Xanthos and Agarwal, both 43, first met as PhD students at the University of Illinois Urbana-Champaign in 2004. Though Xanthos eventually left the program without finishing, the two remained connected and later helped create OpenTelemetry, an open source project that standardizes how companies collect data about how their software is functioning. Building on that concept, in 2018 the pair cofounded Omnition, a startup that helped companies track how user actions move through different parts of their system, which Splunk acquired in 2019 for $52.5 million, according to PitchBook.
Resolve is part of what Mehta describes as a nascent category of “AI for production” tools, designed to automate how companies diagnose and fix issues in incomplete and complex software systems. It is also part of a broader wave of startups trying to automate different aspects of software development and operations, from coding assistants like Cursor, valued at $29.3 billion, to the $580 million AI cybersecurity firm Depthfirst, which builds its own models to fix security vulnerabilities. Similarly, AI cyber startup Corridor recently raised funding at a $200 million valuation to catch code errors before an attacker does. Then there’s the 800-pound gorilla in the room: Anthropic’s Claude Code.
But handing over core aspects of software production to AI introduces a new set of risks. As engineers rely more and more on tools like Claude Code and Codex to write the bulk of their code, they may only partially understand the codebase they’re working in, raising concerns around security and reliability.
The consequences of limited oversight are already starting to emerge. For example, in March, Amazon faced disruptions after its coding assistant Q helped generate a code change that was pushed into production, causing incorrect delivery times for customers, 120,000 lost orders and 1.6 million website errors, according to Business Insider. The Financial Times reported in February that a 13-hour disruption to Amazon Web Services in December was linked to changes made by its Kiro AI tool. Amazon said the incident was limited in scope and it has since implemented additional safeguards.
In addition, the open source project LiteLLM experienced a major cybersecurity attack in March. Some observers suggested that messy vibe coding was to blame for the breach, including Andrej Karpathy, a cofounder at OpenAI who now runs education startup Eureka Labs.
Resolve’s founders say security is top of mind.

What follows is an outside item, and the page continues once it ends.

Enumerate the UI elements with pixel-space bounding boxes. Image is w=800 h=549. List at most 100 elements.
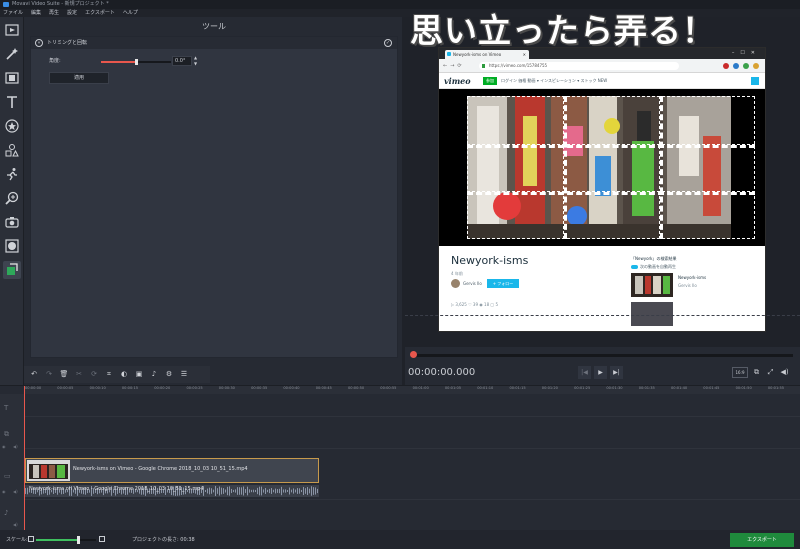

Agarwal, the company’s CTO, says he personally speaks to every customer’s security team and provides them with controls to see what actions are taking place in their codebase.
But the bigger challenge is just keeping up with the pace of change right now, he says. “Customers have come to expect a magical experience and living up to that requires constantly rearchitecting and reevaluating the right approach.”
That’s why Resolve is now building out its own internal AI lab focused on building AI tools so that LLMs can more effectively tackle the complexity of production environments, where incidents can span multiple teams and tools. The company recently recruited Dhruv Mahajan from Meta’s Superintelligence group to run the lab and serve as Resolve’s chief AI scientist. Mahajan, who holds a PhD in computer science from Columbia University, will lead efforts to build AI systems that can operate across entire production workflows end-to-end.
While Resolve acknowledges the technology isn’t yet accurate enough to replace humans fully, Xanthos expects Resolve to be able to address most production issues automatically by the end of next year.
“There’s no developer out there that won’t be happy to give this task to AI,” Xanthos says.